Surplus income is income that is above what you need to maintain a reasonable standard of living according to the guidelines determined by the government. Obviously, people have different ideas of what reasonable is but, legally speaking, it essentially means that you’ll have enough money to pay for food, your mortgage or rent, any secured debt that you have remaining and so forth. Having to pay your surplus income towards your creditors is most certainly not a punishment phase of the bankruptcy proceedings.

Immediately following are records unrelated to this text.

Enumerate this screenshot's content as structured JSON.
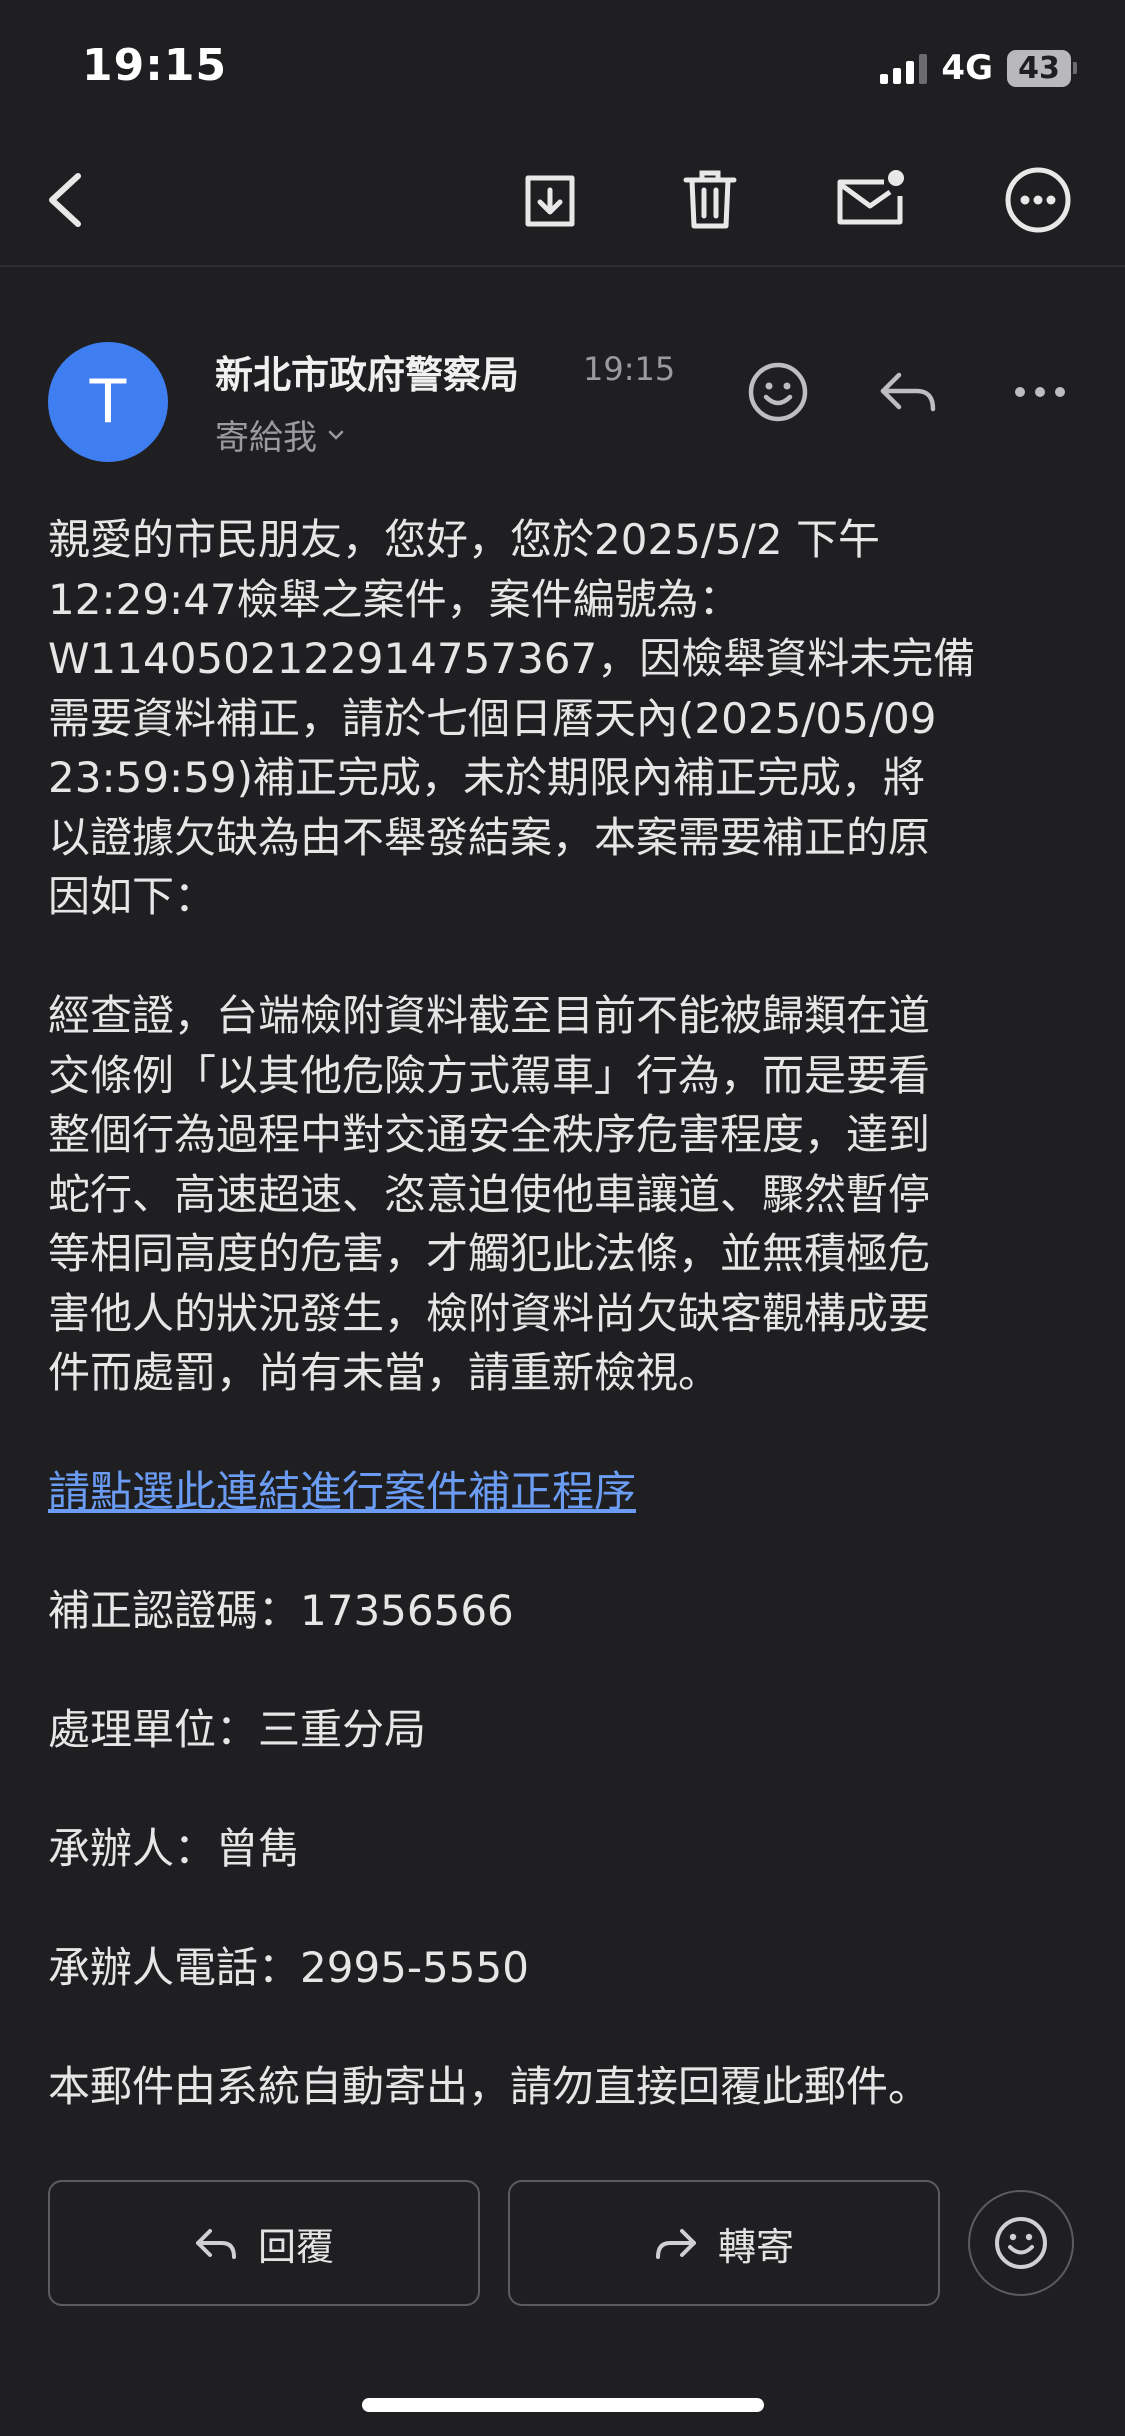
{
  "status_bar": {
    "time": "19:15",
    "network": "4G",
    "battery": "43"
  },
  "toolbar": {
    "back_icon": "back-arrow-icon",
    "archive_icon": "archive-icon",
    "delete_icon": "trash-icon",
    "unread_icon": "mark-unread-icon",
    "more_icon": "more-options-icon"
  },
  "sender": {
    "avatar_letter": "T",
    "name": "新北市政府警察局",
    "time": "19:15",
    "recipient": "寄給我"
  },
  "body": {
    "para1": [
      "親愛的市民朋友，您好，您於2025/5/2 下午",
      "12:29:47檢舉之案件，案件編號為：",
      "W11405021229147573​67，因檢舉資料未完備",
      "需要資料補正，請於七個日曆天內(2025/05/09",
      "23:59:59)補正完成，未於期限內補正完成，將",
      "以證據欠缺為由不舉發結案，本案需要補正的原",
      "因如下："
    ],
    "para2": [
      "經查證，台端檢附資料截至目前不能被歸類在道",
      "交條例「以其他危險方式駕車」行為，而是要看",
      "整個行為過程中對交通安全秩序危害程度，達到",
      "蛇行、高速超速、恣意迫使他車讓道、驟然暫停",
      "等相同高度的危害，才觸犯此法條，並無積極危",
      "害他人的狀況發生，檢附資料尚欠缺客觀構成要",
      "件而處罰，尚有未當，請重新檢視。"
    ],
    "link": "請點選此連結進行案件補正程序",
    "verify_code": "補正認證碼：17356566",
    "unit": "處理單位：三重分局",
    "officer": "承辦人：曾雋",
    "phone": "承辦人電話：2995-5550",
    "footer": "本郵件由系統自動寄出，請勿直接回覆此郵件。"
  },
  "actions": {
    "reply": "回覆",
    "forward": "轉寄"
  }
}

If you make a great deal of money, you’re going to have to pay more to make up to your creditors. If you’re not making much money at all, keep in mind that you’re not going to be on the hook for a huge amount of money every month. In fact, if your income is low enough that you are genuinely desperate, you probably won’t be required to pay anything at all. If you have more than $200 in surplus income every month, however, you’ll have to give 50% of that amount toward your creditors so that they can make up for the money that they are losing due to your declaring bankruptcy.

Dealing with the Worries

If you’re worried about what’s going to happen with your wages or any other aspect of declaring bankruptcy, the best thing you can do is talk to a financial counselor about the situation. They can help you to determine what is most likely to happen with your wages, your income and your assets and let you know whether declaring bankruptcy may be the best option for you. Be aware that there are other options out there and that declaring bankruptcy may not be the best thing for you and that an advisor can point you in the right direction if it is not.